As we face ongoing issues in the media regarding the performance of the HSE and those who work in healthcare, I cannot but reflect on how we are not that good at demonstrating where we have had success and how in general, though there are problems overall there are more successes than failures, writes Dr Peter Lachman.
Like all health systems the one in Ireland has problems. Health systems are in reality disease management systems that have failed to develop in a planned systematic way. Organic growth without taking quality and safety into account was the way the service grew – usually in reaction rather than in anticipation. Healthcare centred around hospitals providing disease management always will be problematic. We need to consider how the systems interact to provide a comprehensive health service for all as well as a disease management service. And we need to integrate quality and safety into the fabric of care.
Now back to the current dilemma. Every day clinicians and managers read how “bad” things are; the media thrive on bad stories. This will then translate into burnout, despair and then poor care, of the providers as well as of the patients. Perhaps we should consider taking up two initiatives in the UK which will be adaptable to Ireland.
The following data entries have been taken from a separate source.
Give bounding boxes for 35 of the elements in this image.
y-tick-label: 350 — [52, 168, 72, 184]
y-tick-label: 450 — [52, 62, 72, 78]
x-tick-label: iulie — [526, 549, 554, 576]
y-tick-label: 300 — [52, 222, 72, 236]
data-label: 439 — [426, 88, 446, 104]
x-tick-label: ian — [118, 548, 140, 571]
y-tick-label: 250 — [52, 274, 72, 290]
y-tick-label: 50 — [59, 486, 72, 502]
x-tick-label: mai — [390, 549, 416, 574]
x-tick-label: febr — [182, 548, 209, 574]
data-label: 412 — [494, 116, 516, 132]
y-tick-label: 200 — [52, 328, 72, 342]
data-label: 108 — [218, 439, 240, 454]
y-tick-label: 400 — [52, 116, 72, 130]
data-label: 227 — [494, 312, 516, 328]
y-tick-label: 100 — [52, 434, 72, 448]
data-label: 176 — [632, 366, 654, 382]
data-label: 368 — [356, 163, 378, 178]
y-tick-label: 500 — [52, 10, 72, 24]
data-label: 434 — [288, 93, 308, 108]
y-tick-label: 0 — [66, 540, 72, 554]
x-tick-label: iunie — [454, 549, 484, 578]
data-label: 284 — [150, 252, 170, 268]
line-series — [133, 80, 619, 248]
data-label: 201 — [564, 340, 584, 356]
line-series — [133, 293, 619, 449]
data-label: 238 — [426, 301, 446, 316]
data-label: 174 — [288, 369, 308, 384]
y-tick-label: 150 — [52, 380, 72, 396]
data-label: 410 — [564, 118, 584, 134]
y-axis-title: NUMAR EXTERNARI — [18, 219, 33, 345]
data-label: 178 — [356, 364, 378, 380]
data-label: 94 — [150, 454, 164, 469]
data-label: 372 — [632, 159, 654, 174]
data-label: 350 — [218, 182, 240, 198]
The first is a programme called The NHS Academy of Fabulous Stuff https://fabnhsstuff.net. Here there is celebration of good things, i.e. of changes that make a difference and can be spread. Staff are rewarded for their good work and can share and celebrate. NHS Staff can load up good stories and feel good about sharing changes. Also there is Change Dayand Weekwhich has spread worldwide and pledges to improve are made.
Our preoccupation with avoiding error and harm in healthcare has resulted in the rise of rules and rigidity, which in turn has cultivated a culture of fear and stifled innovation.
The second initiative is Learning from Excellence https://learningfromexcellence.com where they contend that we learn more from good practice which occurs most of the time rather than from adverse events. It is not to replace the study of harm but to learn from what works well.
They state that “Our preoccupation with avoiding error and harm in healthcare has resulted in the rise of rules and rigidity, which in turn has cultivated a culture of fear and stifled innovation. It is time to redress the balance. We believe that studying excellence in healthcare can create new opportunities for learning and improving resilience and staff morale.”
This is the foundation of building resilience and we need to move to this new way of thinking.
Who will take up the challenge and set up an Irish version of the two programmes? This needs to be done.